Tuesday, August 24, 2010

Resign (Lagi)

Setiap kali peristiwa ini terjadi, perasaan tak berdaya datang menghantam. Ini sudah kali keempat pengasuh Hanif minta berhenti kerja, lagi-lagi karena alasan keluarga seperti para pendahulunya. Menemukan pengasuh pengganti tidak pernah menjadi sesuatu yang mudah. Pun adaptasi setelahnya, tak mudah bagiku, tak juga mudah bagi Hanif.

Mengapa tak mudah? Aku menganggap pengasuh Hanif yang terakhir ini sebagai harta karun. Di saat kebanyakan babysitter seprofesinya begitu strict dalam aturan main dan job description, dia masih sangat rela membantuku mengatasi pekerjaan rumah tangga yang bukan menjadi tanggung jawabnya. Oh, tentu aku tak pernah menyuruhnya berbuat demikian. Aku sangat paham pasal-pasal kontrak yang mengatakan bahwa urusan babysitter hanya seputar anak. Tapi dengan sikap tahu-sama-tahu, dengan ikhlas dia membantu menyuci piring, menanak nasi, mengangkat jemuran, atau menyapu lantai. Bagaimana aku bisa menemukan lagi babysitter sebaik dia?

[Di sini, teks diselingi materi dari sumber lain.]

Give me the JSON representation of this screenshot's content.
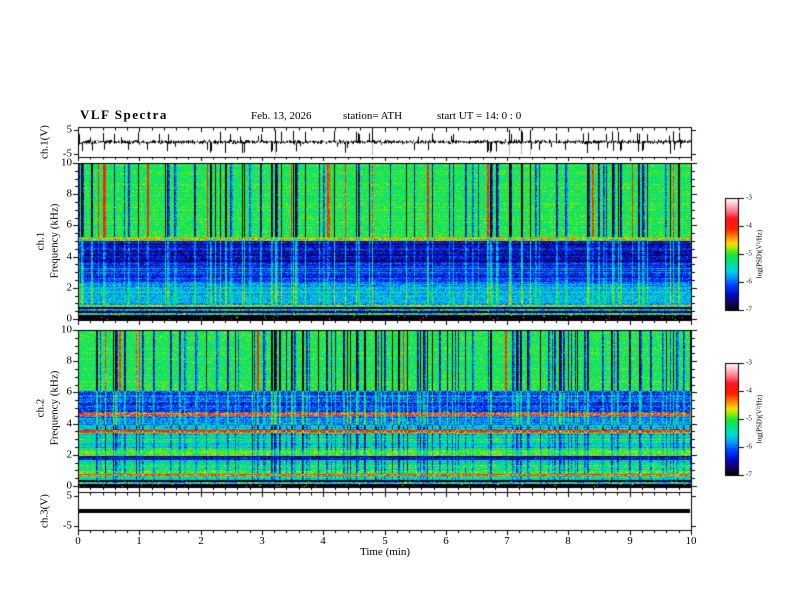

Belum lagi kalau bicara tentang sikapnya dalam mengasuh Hanif. Kuakui, aku memang bukan bunda yang sempurna. Ada lubang-lubang pengasuhan yang tak bisa kuperbaiki akibat bekerja di luar rumah. Sejauh ini, pengasuh Hanif sangat baik dalam memegang Hanif. Dengan baik dia mampu menambal lubang-lubang kekurangan yang kutinggalkan. Satu pemikiran dalam sistem dan pola pengasuhan sudah menjadi kelebihan tersendiri. Ditambah dengan betapa baiknya dia mengajarkan macam-macam warna, huruf, doa-doa, lagu-lagu anak-anak... ahh, di mana lagi bisa kutemukan babysitter sebaik dia?

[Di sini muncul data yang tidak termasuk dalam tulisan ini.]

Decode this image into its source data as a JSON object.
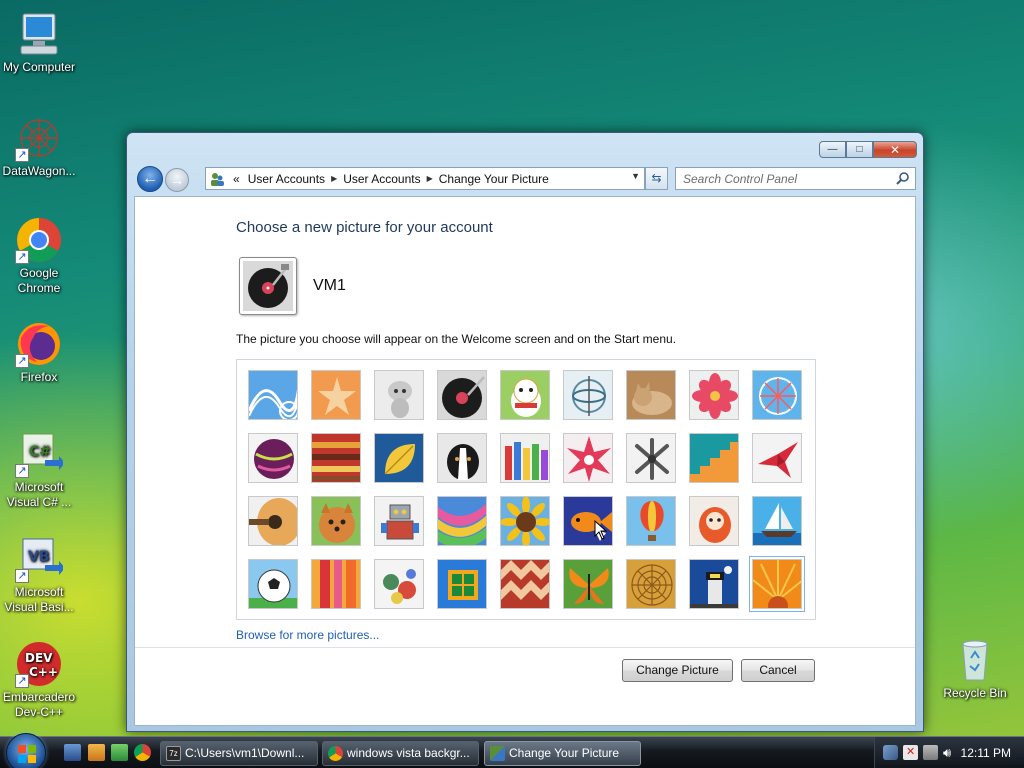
{
  "desktop": {
    "icons": [
      {
        "label": "My Computer"
      },
      {
        "label": "DataWagon..."
      },
      {
        "label": "Google Chrome"
      },
      {
        "label": "Firefox"
      },
      {
        "label": "Microsoft Visual C# ..."
      },
      {
        "label": "Microsoft Visual Basi..."
      },
      {
        "label": "Embarcadero Dev-C++"
      },
      {
        "label": "Recycle Bin"
      }
    ]
  },
  "window": {
    "breadcrumbs": [
      "User Accounts",
      "User Accounts",
      "Change Your Picture"
    ],
    "breadcrumb_overflow": "«",
    "search_placeholder": "Search Control Panel",
    "heading": "Choose a new picture for your account",
    "user_name": "VM1",
    "description": "The picture you choose will appear on the Welcome screen and on the Start menu.",
    "pictures": [
      {
        "icon": "roller-coaster"
      },
      {
        "icon": "starfish"
      },
      {
        "icon": "robot-dog"
      },
      {
        "icon": "vinyl-record"
      },
      {
        "icon": "lucky-cat"
      },
      {
        "icon": "gyroscope"
      },
      {
        "icon": "kitten"
      },
      {
        "icon": "flower-pink"
      },
      {
        "icon": "ferris-wheel"
      },
      {
        "icon": "ball-purple"
      },
      {
        "icon": "fabric-stripes"
      },
      {
        "icon": "leaf-yellow"
      },
      {
        "icon": "dog-border-collie"
      },
      {
        "icon": "crayons"
      },
      {
        "icon": "star-lantern"
      },
      {
        "icon": "jacks"
      },
      {
        "icon": "stairs"
      },
      {
        "icon": "paper-crane"
      },
      {
        "icon": "guitar"
      },
      {
        "icon": "pomeranian"
      },
      {
        "icon": "toy-robot"
      },
      {
        "icon": "rainbow-fabric"
      },
      {
        "icon": "sunflower"
      },
      {
        "icon": "fish"
      },
      {
        "icon": "hot-air-balloon"
      },
      {
        "icon": "daruma-doll"
      },
      {
        "icon": "sailboat"
      },
      {
        "icon": "soccer-ball"
      },
      {
        "icon": "cloth-stack"
      },
      {
        "icon": "marbles"
      },
      {
        "icon": "window-green"
      },
      {
        "icon": "rug-pattern"
      },
      {
        "icon": "butterfly"
      },
      {
        "icon": "shell-spiral"
      },
      {
        "icon": "lighthouse"
      },
      {
        "icon": "flower-orange"
      }
    ],
    "selected_picture_index": 35,
    "browse_link": "Browse for more pictures...",
    "change_button": "Change Picture",
    "cancel_button": "Cancel",
    "minimize": "—",
    "maximize": "□",
    "close": "✕"
  },
  "taskbar": {
    "tasks": [
      {
        "label": "C:\\Users\\vm1\\Downl...",
        "icon": "7zip-icon"
      },
      {
        "label": "windows vista backgr...",
        "icon": "chrome-icon"
      },
      {
        "label": "Change Your Picture",
        "icon": "user-accounts-icon"
      }
    ],
    "clock": "12:11 PM"
  }
}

Okelah, kalau buat aku, mungkin aku bisa menghadapinya. Hanif yang aku khawatirkan. Dia begitu dekat dengan pengasuhnya, terutama karena selama setahun ini si pengasuh sudah berhasil menjadi teman main yang seru buatnya. Tak seperti pengasuh Hanif yang lain, yang rata-rata lebih senior, di mana mereka lebih memilih menonton TV daripada bermain dengan Hanif. Asal Hanif aman, tak jatuh, tak menangis, tak lapar... bagi mereka sudah cukup. Tak peduli mereka dengan parenting atau mengajarkan Hanif sesuatu. Tentu aku tak mau pengasuh yang seperti mereka, aku ingin pengasuh Hanif seperti yang sekarang. Oh tidak, lebih tepatnya, aku memang ingin Hanif tetap diasuh oleh pengasuhnya yang sekarang.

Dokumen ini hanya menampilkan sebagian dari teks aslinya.